Ergonomics

You may remember that back in 2011 I wrote quite a long post about ergonomics – you can still access it at http://cdevitttranslation.wordpress.com/2011/07/04/the-ergonomic-translator/. Now, a year and a half later, I’d like to follow up with a few more tricks I’ve picked up since then:

  • F.lux: this is a wonderful, free program that will do your eyes a world of good. Basically, it looks at your time zone and the current time and adjusts your screen brightness and colour spectrum accordingly. This means that at times when you’re likely to be working by natural light the brightness and colours will be very different from times when it’s dark and you’re using artificial light. You know how when you fire up your computer after dark it’s the brightest thing in the room, and your eyes start aching more or less immediately? F.lux solves that problem, for example. I would never have imagined that it would make so much difference. Of course, it can’t do that without altering the appearance of colours on your screen, so if you’re doing work that means you need to see colours exactly as they’ll be displayed or printed, you can deactivate F.lux temporarily. Tip: make sure it’s deduced your latitude and longitude correctly. You can download it at http://stereopsis.com/flux/.
  • Pause every 20 minutes: just recently I heard on the radio that being sedentary for more than 20 minutes can affect your health even if you take a lot of exercise. Now, of course this may or may not actually be true, but I decided to start taking very, very short breaks every 20 minutes. I’ve downloaded a program that generates an alert every 20 minutes, but I don’t want to name it here because I’m not quite convinced I’ve found the best program for me yet. Back in 2011 I said that an alarm clock ought to do just as well as a computer program, but the truth is it would be very fiddly and repetitive to keep resetting all the time, whereas a computer program will alert you automatically. Even if taking a break every 20 minutes doesn’t make any difference to your general health, it’s certainly no bad thing to get your body (especially your back) moving rather than sitting stock still for hours on end. The question arises of what to do when you take a break. I do exercises for my back every day anyway, so I’ve simply started doing them when I take one of these breaks. This actually makes it easier to remember to do the exercises every day. Also, some breaks will coincide with times when you want to put the kettle on, answer a call of nature, etc. At first I found that taking breaks so often threw my concentration off, but after a couple of weeks I got used to it and could take a minute (literally) away from my desk without losing my thread.
  • Change your screen height every couple of weeks: however ideally positioned your screen is, the fact is that sitting looking at it means you’re adopting an unnatural position for long periods. I find that just changing the screen height by a couple of inches every few weeks prevents my neck from aching.

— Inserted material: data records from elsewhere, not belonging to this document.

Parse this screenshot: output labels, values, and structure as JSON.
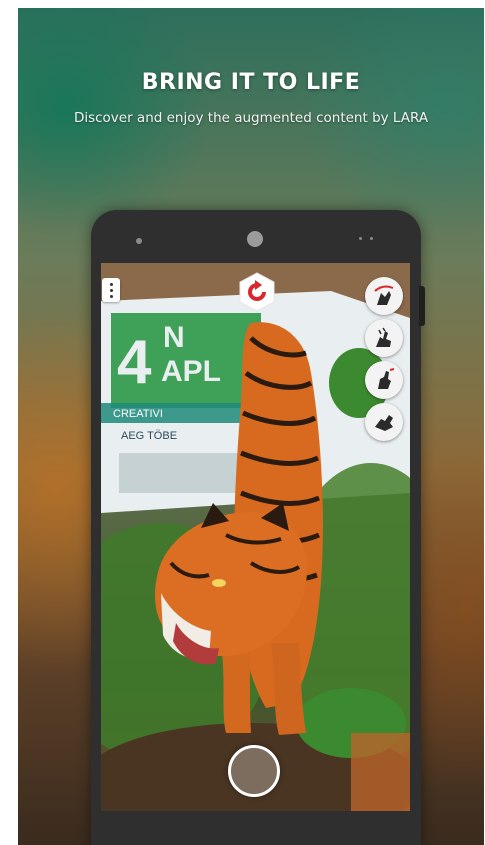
{
  "header": {
    "title": "BRING IT TO LIFE",
    "subtitle": "Discover and enjoy the augmented content by LARA"
  },
  "scene": {
    "magazine_text_large": "4",
    "magazine_text_n": "N",
    "magazine_text_apl": "APL",
    "magazine_text_creative": "CREATIVI",
    "magazine_text_name": "AEG TÖBE"
  },
  "ar_controls": {
    "menu_icon": "overflow-menu-icon",
    "reset_icon": "reset-rotate-icon",
    "gesture_icons": [
      "rotate-gesture-icon",
      "pinch-gesture-icon",
      "drag-gesture-icon",
      "swipe-gesture-icon"
    ],
    "shutter_icon": "camera-shutter-icon"
  },
  "colors": {
    "accent": "#d9272e",
    "tiger_orange": "#d86a1f",
    "foliage_green": "#3f7a2a"
  }
}
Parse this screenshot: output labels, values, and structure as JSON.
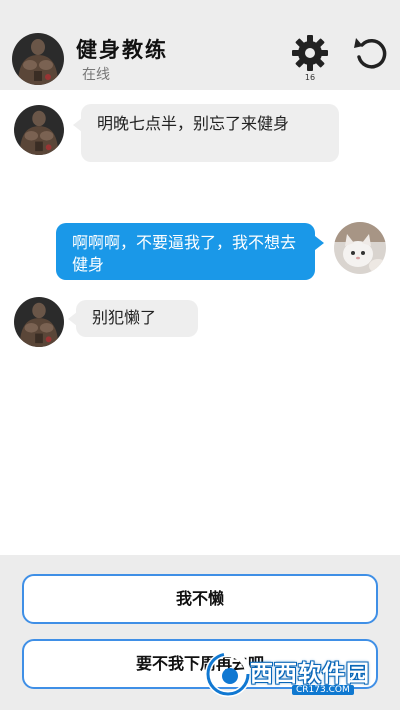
{
  "header": {
    "title": "健身教练",
    "status": "在线",
    "settings_count": "16",
    "avatar_icon": "coach-avatar-icon",
    "settings_icon": "gear-icon",
    "refresh_icon": "refresh-icon"
  },
  "messages": [
    {
      "side": "in",
      "text": "明晚七点半，别忘了来健身",
      "avatar_icon": "coach-avatar-icon"
    },
    {
      "side": "out",
      "text": "啊啊啊，不要逼我了，我不想去健身",
      "avatar_icon": "cat-avatar-icon"
    },
    {
      "side": "in",
      "text": "别犯懒了",
      "avatar_icon": "coach-avatar-icon"
    }
  ],
  "options": [
    {
      "label": "我不懒"
    },
    {
      "label": "要不我下周再去吧"
    }
  ],
  "watermark": {
    "brand": "西西软件园",
    "domain": "CR173.COM"
  },
  "colors": {
    "header_bg": "#ededed",
    "incoming_bubble": "#eeeeee",
    "outgoing_bubble": "#1a98e8",
    "option_border": "#3f8fe6",
    "options_bg": "#ececec"
  }
}
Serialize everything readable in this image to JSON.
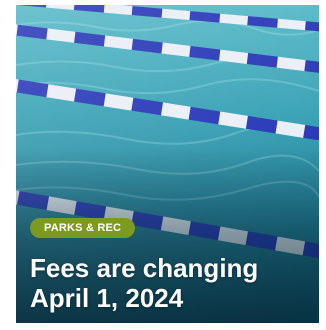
{
  "card": {
    "badge_label": "PARKS & REC",
    "headline_line1": "Fees are changing",
    "headline_line2": "April 1, 2024",
    "image_subject": "swimming pool lane lines",
    "badge_color": "#7c9a1f",
    "lane_rope_colors": [
      "#1f2fb5",
      "#e9eef5"
    ]
  }
}
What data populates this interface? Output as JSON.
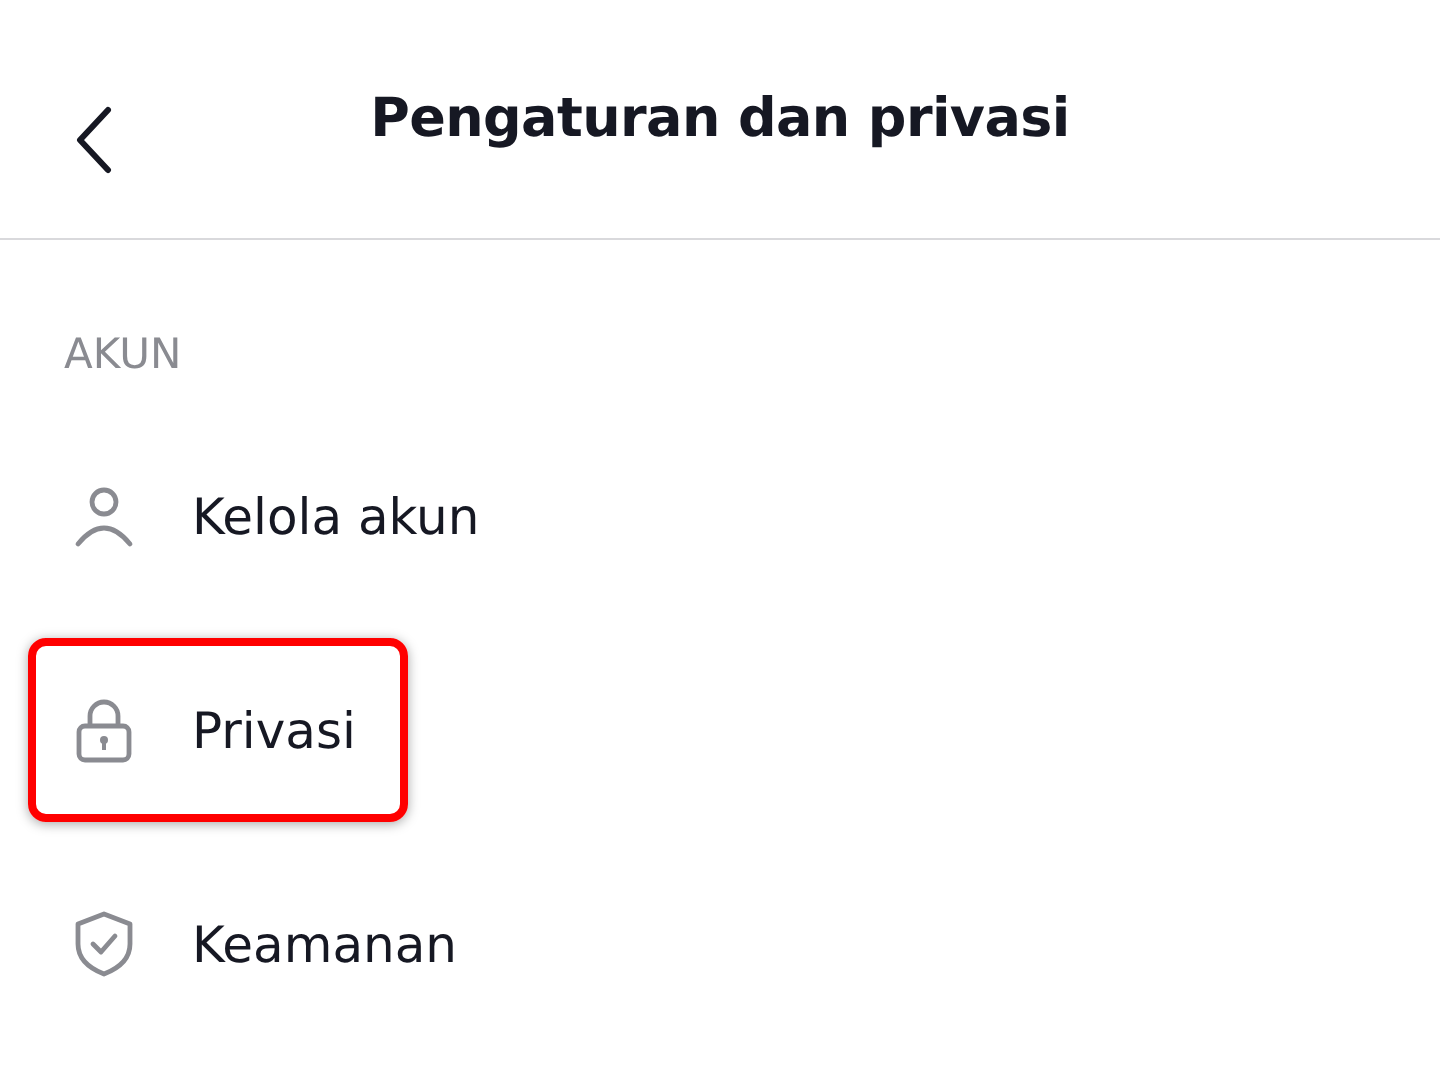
{
  "header": {
    "title": "Pengaturan dan privasi"
  },
  "section": {
    "label": "AKUN"
  },
  "items": [
    {
      "kind": "person",
      "label": "Kelola akun",
      "highlighted": false
    },
    {
      "kind": "lock",
      "label": "Privasi",
      "highlighted": true
    },
    {
      "kind": "shield",
      "label": "Keamanan",
      "highlighted": false
    }
  ]
}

I still stick by the points I made in my 2011 post, the most important of which were to reduce mouse use, position your keyboard and screen well and look after your back. I recommended shortcuts as a way to reduce mouse use, and this is a subject I’ll be covering in a separate post in a couple of weeks’ time. One thing I can’t cover is the ergonomics of smart phones, tablets, etc, as I don’t use them. Any suggestions you have for other readers, though, are welcome!